After the fall of Communism, this rather contradictory ideological system is slowly beginning to unravel. In their disdain of the liberal state, many scholars on the political Left began to see human rights and religious freedom as constituting nothing more than conservative holdovers of a bygone era. They have been joined by a chorus of scholars of Islamic studies, anthropologists, and postcolonial scholars, such as Saba Mahmood and Mayanthi Fernando, who view secularism critically through the lenses of state power and imperial overreach. At the same time, leading Anglo-Catholic thinkers of the post–Cold War era, such as John Milbank, began to argue that the churches had erred during the Cold War by partnering with the liberal state, which such thinkers viewed through the lens of heresy. They have instead argued for a return to Christendom.
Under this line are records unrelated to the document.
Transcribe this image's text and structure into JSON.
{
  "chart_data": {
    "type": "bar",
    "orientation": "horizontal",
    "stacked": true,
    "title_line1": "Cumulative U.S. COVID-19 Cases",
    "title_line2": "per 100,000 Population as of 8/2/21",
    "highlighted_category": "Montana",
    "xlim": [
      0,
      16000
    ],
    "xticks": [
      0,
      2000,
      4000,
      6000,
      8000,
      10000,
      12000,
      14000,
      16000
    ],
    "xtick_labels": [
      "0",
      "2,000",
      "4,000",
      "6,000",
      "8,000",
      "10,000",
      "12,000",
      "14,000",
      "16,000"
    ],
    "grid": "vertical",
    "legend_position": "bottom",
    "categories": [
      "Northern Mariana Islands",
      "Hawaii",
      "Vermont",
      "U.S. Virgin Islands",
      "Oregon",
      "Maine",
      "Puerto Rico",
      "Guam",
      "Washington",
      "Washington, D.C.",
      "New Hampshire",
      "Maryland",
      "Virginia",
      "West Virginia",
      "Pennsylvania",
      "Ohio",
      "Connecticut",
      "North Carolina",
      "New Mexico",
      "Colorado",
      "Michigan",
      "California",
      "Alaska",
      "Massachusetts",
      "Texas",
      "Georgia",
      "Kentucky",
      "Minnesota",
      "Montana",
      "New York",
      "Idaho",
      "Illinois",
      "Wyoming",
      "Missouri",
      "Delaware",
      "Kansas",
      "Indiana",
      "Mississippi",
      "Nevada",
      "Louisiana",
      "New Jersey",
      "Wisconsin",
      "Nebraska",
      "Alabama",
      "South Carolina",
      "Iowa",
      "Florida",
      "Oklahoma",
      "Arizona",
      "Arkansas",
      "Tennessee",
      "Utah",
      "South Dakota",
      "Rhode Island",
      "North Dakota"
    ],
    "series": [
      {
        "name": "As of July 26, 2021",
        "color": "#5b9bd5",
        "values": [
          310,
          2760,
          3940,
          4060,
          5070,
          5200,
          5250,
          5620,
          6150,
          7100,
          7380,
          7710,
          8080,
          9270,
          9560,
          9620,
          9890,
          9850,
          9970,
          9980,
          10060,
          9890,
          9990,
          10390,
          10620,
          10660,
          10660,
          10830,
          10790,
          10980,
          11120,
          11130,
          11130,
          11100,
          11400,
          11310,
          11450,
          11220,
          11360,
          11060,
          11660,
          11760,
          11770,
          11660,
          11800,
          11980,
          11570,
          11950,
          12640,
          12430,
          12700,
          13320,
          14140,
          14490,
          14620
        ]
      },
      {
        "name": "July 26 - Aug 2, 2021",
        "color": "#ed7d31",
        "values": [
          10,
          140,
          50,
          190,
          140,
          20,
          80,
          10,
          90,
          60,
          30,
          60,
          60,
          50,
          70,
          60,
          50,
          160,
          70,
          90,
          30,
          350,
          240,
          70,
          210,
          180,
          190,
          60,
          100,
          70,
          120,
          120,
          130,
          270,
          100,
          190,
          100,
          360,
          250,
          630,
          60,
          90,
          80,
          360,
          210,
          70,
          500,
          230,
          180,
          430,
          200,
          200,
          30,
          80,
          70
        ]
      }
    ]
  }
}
What we are ultimately seeing is the slow overturning of a Cold War patchwork job between religion and politics that no longer speaks to our age. This overturning will ultimately lead to new ideological systems involving reconfigured understandings of religion and politics, possibly making past enemies friends and former friends enemies.
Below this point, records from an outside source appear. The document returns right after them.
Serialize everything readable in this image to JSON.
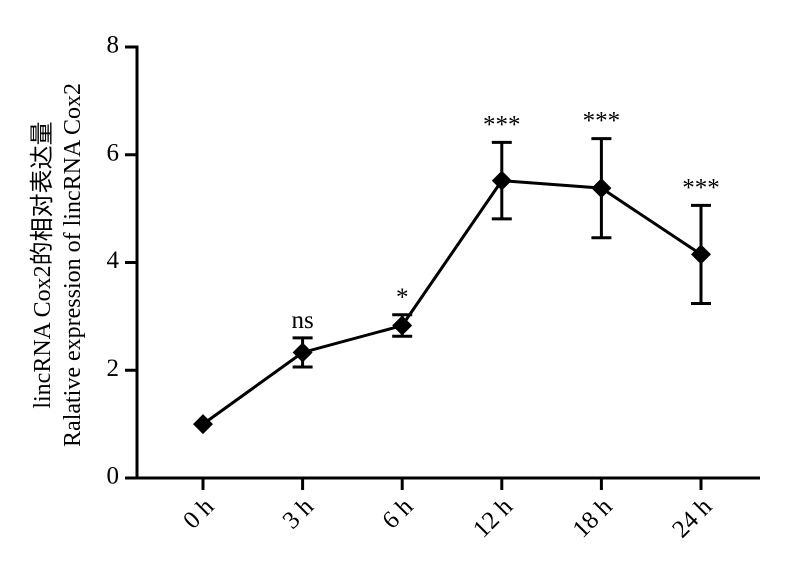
{
  "chart_data": {
    "type": "line",
    "y_label_lines": [
      "lincRNA Cox2的相对表达量",
      "Ralative expression of lincRNA Cox2"
    ],
    "categories": [
      "0 h",
      "3 h",
      "6 h",
      "12 h",
      "18 h",
      "24 h"
    ],
    "values": [
      1.0,
      2.33,
      2.83,
      5.52,
      5.38,
      4.15
    ],
    "errors": [
      0,
      0.27,
      0.2,
      0.71,
      0.92,
      0.91
    ],
    "significance": [
      null,
      "ns",
      "*",
      "***",
      "***",
      "***"
    ],
    "color": "#000000",
    "ylim": [
      0,
      8
    ],
    "yticks": [
      0,
      2,
      4,
      6,
      8
    ],
    "grid": false
  }
}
In this regard, plenty of attention has been given to the recent emergence of right-wing populist parties in the United States and Europe, so I will leave them to one side. Instead I want to highlight the formation of a new political realignment that has received far less attention. I describe it as the new ecumenism, which is marked by a commitment to accepting refugees and refusing Islamophobia, along with a strident critique of capitalism and environmental degradation.
The new ecumenism I have in mind entails not simply interfaith alliances, but coalitions between religious groups and secular organizations—once opposed to each other—who are now joining forces to fight the rising tide of exclusivist nationalism. One such example of the new ecumenism is found in the pontificate of Pope Francis. It is interesting that some of Pope Francis’s biggest fans are on the Left and many of them are atheists and Marxists. Consider the fact that Verso Press, which heralds itself as the largest radical publishing house in the English-speaking world, published Francis’s Encyclical on Capitalism and Inequality. Moreover, Pope Francis recruited Naomi Klein to participate in a conference last year at the Vatican devoted to climate change. Klein’s response to the invitation: “Surprised but delighted.” It is no wonder that Francis is seen by certain Catholic traditionalists as a Marxist who is “single handedly” destroying the Church.
What I am describing as new ecumenism involves people of all faiths and worldviews who are rejecting the turn to nationalism and are terrified over the ills of capitalism, environmental change, and Islamophobia. The secular versus religious divide that has long split these groups is being put aside due to common existential concerns over the precarious state of the world. Perhaps if these concerns are mitigated the old ideological differences between these groups will return. But the new ecumenism is willing to put aside such differences for challenges far more pressing than debates over religion versus secularism that marked the politics of the Cold War era.